Frequently, on the base machine (turret) and sometimes also alternatively on the mast, there is installed a second winch, called auxiliary or secondary winch, whose rope is returned on the head and has—at the free end—a hook or grip members which allow lifting the loads, armatures or required equipment which should be moved during the operating steps of execution of work. In this type of machine, the sliding of the bank of bars is made autonomous with respect to the sliding of the rotary table on the guides of the mast. In addition a dedicated system, such as a hydraulic cylinder (for example, a preferably long stroke cylinder or a multi-acting hydraulic cylinder) or a third winch (referred to as “pull-down” winch in the industry) is installed to allow the sliding of the rotary table over the entire length of the mast itself (in the case of the winch) or in the first lower half thereof (in the case of the cylinder). Usually, the third winch, when present, is mounted almost exclusively on the mast and not already on the turret of the machine and it is returned on the ends of the mast to exert pulling and thrust forces on the rotary.

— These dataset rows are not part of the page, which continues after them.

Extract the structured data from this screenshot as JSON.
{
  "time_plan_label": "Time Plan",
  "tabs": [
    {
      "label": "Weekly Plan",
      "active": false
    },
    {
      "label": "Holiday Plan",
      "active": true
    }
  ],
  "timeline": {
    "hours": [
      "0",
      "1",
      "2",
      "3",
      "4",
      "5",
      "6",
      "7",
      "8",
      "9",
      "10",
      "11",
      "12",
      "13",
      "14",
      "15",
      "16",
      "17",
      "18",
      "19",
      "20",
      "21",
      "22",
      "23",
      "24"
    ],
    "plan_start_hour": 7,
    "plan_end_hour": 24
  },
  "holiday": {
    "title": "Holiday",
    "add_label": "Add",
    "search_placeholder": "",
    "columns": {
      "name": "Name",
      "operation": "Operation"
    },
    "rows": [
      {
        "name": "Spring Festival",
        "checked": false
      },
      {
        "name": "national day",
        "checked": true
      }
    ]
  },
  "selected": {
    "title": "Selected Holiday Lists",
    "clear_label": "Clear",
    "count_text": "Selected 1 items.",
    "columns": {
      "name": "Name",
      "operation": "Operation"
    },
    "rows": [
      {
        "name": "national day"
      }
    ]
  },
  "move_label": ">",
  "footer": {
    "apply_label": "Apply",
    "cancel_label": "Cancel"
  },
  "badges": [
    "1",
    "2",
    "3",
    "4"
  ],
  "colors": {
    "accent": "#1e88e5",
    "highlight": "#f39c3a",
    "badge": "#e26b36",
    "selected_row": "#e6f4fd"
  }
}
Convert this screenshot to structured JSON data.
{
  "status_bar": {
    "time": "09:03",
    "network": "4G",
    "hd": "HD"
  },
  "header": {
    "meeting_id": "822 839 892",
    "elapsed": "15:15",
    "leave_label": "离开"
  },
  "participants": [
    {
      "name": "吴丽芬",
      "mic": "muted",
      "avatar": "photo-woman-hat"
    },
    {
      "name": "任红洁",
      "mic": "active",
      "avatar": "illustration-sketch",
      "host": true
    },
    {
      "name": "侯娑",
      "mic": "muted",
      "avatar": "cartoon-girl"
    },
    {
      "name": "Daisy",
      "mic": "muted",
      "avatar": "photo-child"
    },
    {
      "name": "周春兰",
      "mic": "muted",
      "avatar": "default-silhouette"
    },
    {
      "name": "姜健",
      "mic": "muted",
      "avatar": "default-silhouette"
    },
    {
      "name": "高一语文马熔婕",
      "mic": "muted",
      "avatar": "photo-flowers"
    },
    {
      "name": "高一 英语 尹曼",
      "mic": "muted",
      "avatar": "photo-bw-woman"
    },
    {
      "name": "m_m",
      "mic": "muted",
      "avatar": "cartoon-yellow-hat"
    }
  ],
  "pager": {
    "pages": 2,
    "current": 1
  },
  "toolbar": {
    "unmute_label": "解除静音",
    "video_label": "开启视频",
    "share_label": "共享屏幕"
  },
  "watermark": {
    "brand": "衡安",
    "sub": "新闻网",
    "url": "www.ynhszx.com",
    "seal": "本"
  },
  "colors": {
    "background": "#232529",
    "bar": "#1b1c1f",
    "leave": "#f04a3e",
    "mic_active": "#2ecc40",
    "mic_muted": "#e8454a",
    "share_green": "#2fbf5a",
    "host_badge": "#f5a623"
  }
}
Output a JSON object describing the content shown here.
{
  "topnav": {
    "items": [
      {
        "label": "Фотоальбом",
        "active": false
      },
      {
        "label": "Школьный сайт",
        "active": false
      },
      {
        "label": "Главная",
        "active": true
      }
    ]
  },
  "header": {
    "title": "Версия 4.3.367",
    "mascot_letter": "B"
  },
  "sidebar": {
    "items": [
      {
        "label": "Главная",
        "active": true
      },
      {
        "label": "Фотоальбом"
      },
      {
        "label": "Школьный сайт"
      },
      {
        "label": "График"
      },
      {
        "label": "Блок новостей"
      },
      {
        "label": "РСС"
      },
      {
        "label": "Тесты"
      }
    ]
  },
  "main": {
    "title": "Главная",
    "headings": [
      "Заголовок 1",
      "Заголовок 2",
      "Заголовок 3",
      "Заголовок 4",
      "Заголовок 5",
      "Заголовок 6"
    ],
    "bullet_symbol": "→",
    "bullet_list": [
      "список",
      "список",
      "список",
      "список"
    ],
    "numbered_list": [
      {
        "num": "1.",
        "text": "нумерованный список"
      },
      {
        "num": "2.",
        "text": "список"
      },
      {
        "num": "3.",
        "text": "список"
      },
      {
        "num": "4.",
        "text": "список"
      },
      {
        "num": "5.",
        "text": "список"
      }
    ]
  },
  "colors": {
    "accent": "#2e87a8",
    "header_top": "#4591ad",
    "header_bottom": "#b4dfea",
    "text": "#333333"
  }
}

In order to reduce the front and lateral oscillations and diversions of the bank of telescopic bars with respect to the mast during the drilling, there may be present a bar guide head slidable on the mast and connected to the upper end of the external bar. Such connection allows the rotation of the bank but prevents the relative axial sliding between the bank and bar guide head which is thus drawn by the bank bars when the latter slides with respect to the mast. It performs a function of limiting the radial oscillations of the end of the kelly bar, especially when executing inclined or not perfectly vertical drilling.
In order to prepare the machine for transportation on the road network outside the worksite it is necessary to recline the mast up to bringing it to the lying or horizontal position so that the total height of the machine in transportation configuration is the lowest possible and allows meeting the height limits requirements set by the road requirements. The mast may be laid at the rear part on the turret or at the front part, cantilevered on the font part, at the front of the cabin. Any components exceeding the allowed maximum height must be disassembled for transportation and thus reassembled upon reaching the worksite.